[This post is part of a series of posts looking at Grant Morrison's New X-Men issue by issue. To read earlier posts in the series click the New X-Men link at the bottom of this post].
Is it a coincidence that one issue after Quitely leaves Beak is introduced, and in the three issues after that, drawn by Sciver and Kordey, Angel plays a main role? That when Quitely returns for two issues (121 and 122) these characters are nowhere to be found (except as part of the crowd attending Emma's lecture in 122)? That when Quitely leaves again in this issue, drawn by Sciver, the first page is a shot of Angel? This must be a coincidence -- certainly Quitely will eventually draw both Beak and Angel in prominent roles. But the fact that at this point Beak and Angel, who are against the spirit of the Morrison-Quitely manifesto, appear when Quitely leaves, disappear when he returns, and appear again when he leaves again, contributes seriously to the book's unevenness. It feels not just that the artists are isolated from each other, but that they are working against one another.
Sciver again is quite uneven. My hunch is that he is talented but rushed. He draws a great Jean Grey on page two, but very strange Wolverine claws on page 3; Cyclops looks right, but the Cookoo girl flirting looks just bizarre in the worst way.
Morrison, again following the lead of his artist (if that is even possible, since he may write these scripts before knowing who will draw then), writes very unevenly. Nova, it turns out, has infected the X-Men with nano-sentinels, giving them AIDS caused by tiny robots in their bloodstreams. That is a stroke of genius, especially when you place it in the context of all that they are dealing with at once: Charles dying from a series of motor neuron disorders, Nova returning with the Shi'ar, being "outed" and having to protect the media.
But Morrison also goes screwy on a couple of points. Everyone will tell me this is too minor to care about but when the Cookoos get annoyed with one of their own saying "she's kissing him now. That practically makes her a slut" that feels off to me; this is written at a time when the newspapers are going crazy about middle schools and oral sex --Morrison's Cookoos seems like an earlier generation of high school students, which is a problem given how progressive Morrison wants to be, looking at the future of post-humanism.

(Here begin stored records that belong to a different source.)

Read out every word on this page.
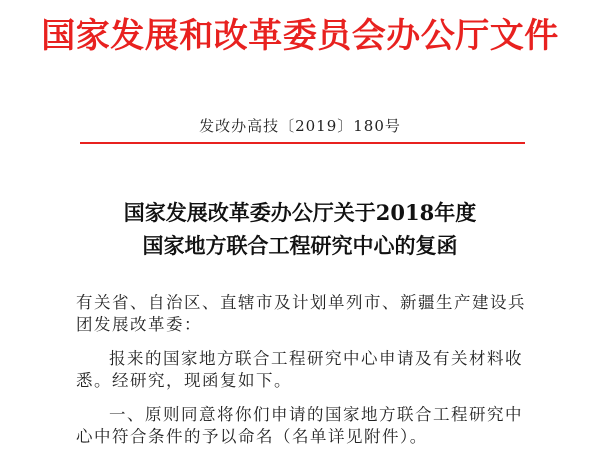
国家发展和改革委员会办公厅文件
发改办高技〔2019〕180号
国家发展改革委办公厅关于2018年度
国家地方联合工程研究中心的复函
有关省、自治区、直辖市及计划单列市、新疆生产建设兵团发展改革委：
报来的国家地方联合工程研究中心申请及有关材料收悉。经研究，现函复如下。
一、原则同意将你们申请的国家地方联合工程研究中心中符合条件的予以命名（名单详见附件）。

This looks especially bad in this issue where we get what should be Morrison's big statement on post-humanism: the last testament of Charles Xavier. It is a pretty thin testament.

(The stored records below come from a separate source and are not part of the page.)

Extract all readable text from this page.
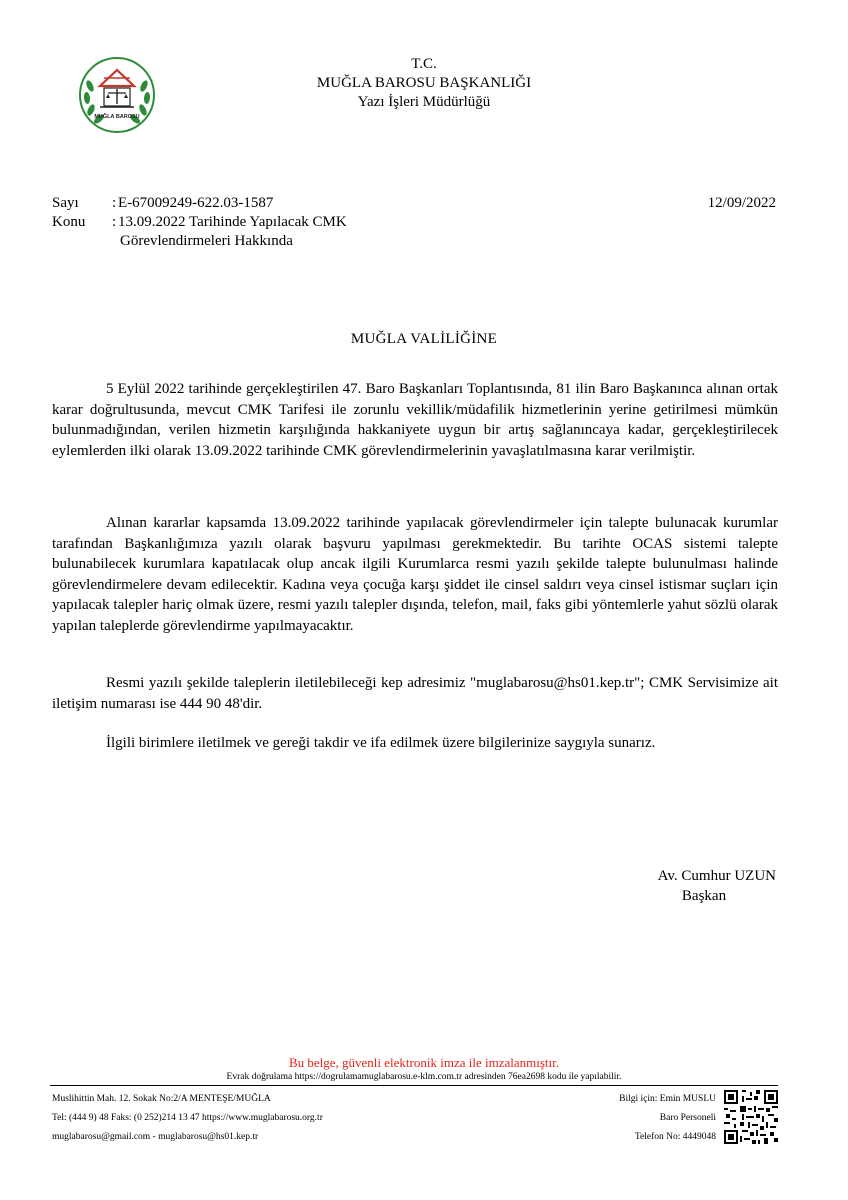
MUĞLA BAROSU
T.C.
MUĞLA BAROSU BAŞKANLIĞI
Yazı İşleri Müdürlüğü
Sayı	: E-67009249-622.03-1587	12/09/2022
Konu	: 13.09.2022 Tarihinde Yapılacak CMK
Görevlendirmeleri Hakkında
MUĞLA VALİLİĞİNE
5 Eylül 2022 tarihinde gerçekleştirilen 47. Baro Başkanları Toplantısında, 81 ilin Baro Başkanınca alınan ortak karar doğrultusunda, mevcut CMK Tarifesi ile zorunlu vekillik/müdafilik hizmetlerinin yerine getirilmesi mümkün bulunmadığından, verilen hizmetin karşılığında hakkaniyete uygun bir artış sağlanıncaya kadar, gerçekleştirilecek eylemlerden ilki olarak 13.09.2022 tarihinde CMK görevlendirmelerinin yavaşlatılmasına karar verilmiştir.
Alınan kararlar kapsamda 13.09.2022 tarihinde yapılacak görevlendirmeler için talepte bulunacak kurumlar tarafından Başkanlığımıza yazılı olarak başvuru yapılması gerekmektedir. Bu tarihte OCAS sistemi talepte bulunabilecek kurumlara kapatılacak olup ancak ilgili Kurumlarca resmi yazılı şekilde talepte bulunulması halinde görevlendirmelere devam edilecektir. Kadına veya çocuğa karşı şiddet ile cinsel saldırı veya cinsel istismar suçları için yapılacak talepler hariç olmak üzere, resmi yazılı talepler dışında, telefon, mail, faks gibi yöntemlerle yahut sözlü olarak yapılan taleplerde görevlendirme yapılmayacaktır.
Resmi yazılı şekilde taleplerin iletilebileceği kep adresimiz "muglabarosu@hs01.kep.tr"; CMK Servisimize ait iletişim numarası ise 444 90 48'dir.
İlgili birimlere iletilmek ve gereği takdir ve ifa edilmek üzere bilgilerinize saygıyla sunarız.
Av. Cumhur UZUN
Başkan
Bu belge, güvenli elektronik imza ile imzalanmıştır.
Evrak doğrulama https://dogrulamamuglabarosu.e-klm.com.tr adresinden 76ea2698 kodu ile yapılabilir.
Muslihittin Mah. 12. Sokak No:2/A MENTEŞE/MUĞLA
Tel: (444 9) 48 Faks: (0 252)214 13 47 https://www.muglabarosu.org.tr
muglabarosu@gmail.com - muglabarosu@hs01.kep.tr
Bilgi için: Emin MUSLU
Baro Personeli
Telefon No: 4449048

"Charles saw that we were all just scared of being hurt and betrayed by one another."
"Everyone wants to be a persecuted minority these days, but the institute tries not to encourage that kind of defeatist world-view."
"Xavier's is a school. We're here to teach our students to take care of themselves and other people."
"[The X-men simply] monitor and resolve mutant emergency situations; we're here for everyone's protection."
"We're giving the world Mutant musicians, mutant doctors and athletes."
"Our telepaths can voyage into the depths of the human mind and free people from ancient destructive behavior patterns. Humans and mutants are branches on the same evolutionary tree. The very idea that we should fight is absurd; it's like one finger fighting another."
"All of us, humans and mutants, have to spend the rest of our lives in the future. Let's get together and make it a nice place to live."
Jean Grey calls this "an outpost of the future, here and now" but it just sounds like a lot of lame self-help books, and perfectly traditional ideas about education. Morrison is misunderstanding his strengths: he is a fantastic storyteller, with great sci-fi crazy ideas and a lot of heart. But he is not a philosopher, nor does he do ground level, day to day realism very well.